Test – Hubywoky

Il existe, quelque part au fond d’un volcan éteint, un sombre repaire secret au sein duquel des génies du mal se rassemblent autour d’une table. Leur but ? Confronter leurs idées diaboliques, destinées à créer des drogues dures pour les marmots du monde entier.
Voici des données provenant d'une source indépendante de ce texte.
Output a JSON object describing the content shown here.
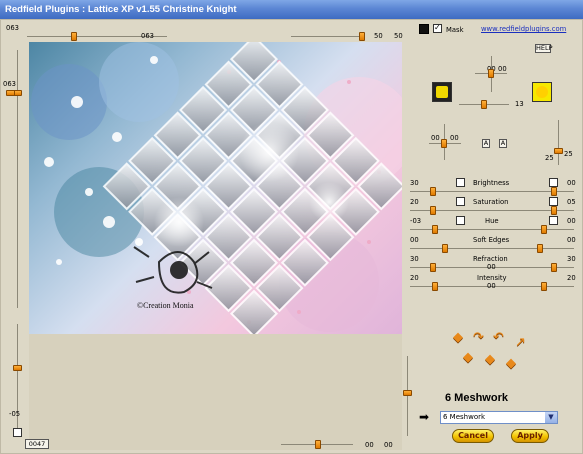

C’est le genre d’endroit où l’on a l’idée de mixer les dinosaures et les trains, de créer des Monopolys Mario ou de créer les Fruit Shoots.
Bien qu’ils soient tous rompus aux pires ignominies, personne n’était préparé à ce qui fut proposé lors de la dernière réunion, celle qui changea pour toujours la face du monde. Ce jour-là, les génies du mal pensaient avoir tout entendu. Les idées fusaient, sans grande originalité.
« Et si on faisait des toupies démontables qui se battent dans des arènes ? »
Applaudissements polis. 
Et si on faisait un dessin animé avec des dinosaures qui se transforment en robots ninjas qui crachent du slime par le cul ? »
Applaudissements et sifflements enthousiastes.
C’est alors que les Lyonnais d’Hubvious, conviés pour la première fois à cette sinistre réunion, prirent la parole :
« Et si on faisait un jeu de cartes à collectionner pour enfants, avec des cartes communes, rares et légendaires, des paquets de démarrages et des paquets recharge ? Les cartes, ce seraient des sortes de pokemons qui se battraient avec des bonus cachés, et les bonus auraient aussi un coefficient de rareté.
Un moment d’effroi venait de parcourir l’assistance. C’était de loin le combo le plus diabolique que l’on puisse imaginer…
Les créateurs du jeu reprirent la parole.
« Ah oui aussi, le jeu fonctionnerait en binôme avec une application smartphone dans laquelle on pourrait gérer ses cartes, s’entraîner à jouer. Et on pourrait plus tard y implémenter des microtransactions… »
La foule hurla comme un seul homme : le mal absolu venait d’être engendré.

Le rôdeur devant le seuil… de la cour d’école

Vous me pardonnerez  j’espère cette longue introduction facétieuse, mais j’avoue qu’elle retranscrit assez fidèlement l’image que j’ai eue en tête lorsque j’ai été contacté par les créateurs d’Hubywoky pour m’inviter à découvrir leur jeu. Pour ceux qui connaissent les ravages (financiers) du jeu de cartes à collectionner, envisager un jour que notre progéniture puisse commencer à jouer à Magic a de quoi faire frémir n’importe quel porte-monnaie. Et l’association entre Jeu de Cartes à collectionner et Application (et donc possibilité d’avoir un jour accès à un « store » permettant de changer la couleur de cheveux de son avatar pour la modique somme de 30 euros) a de quoi filer des cauchemars à n’importe quel parent, surtout s’il a déjà eu le malheur d’installer Pokemon Go sur son téléphone.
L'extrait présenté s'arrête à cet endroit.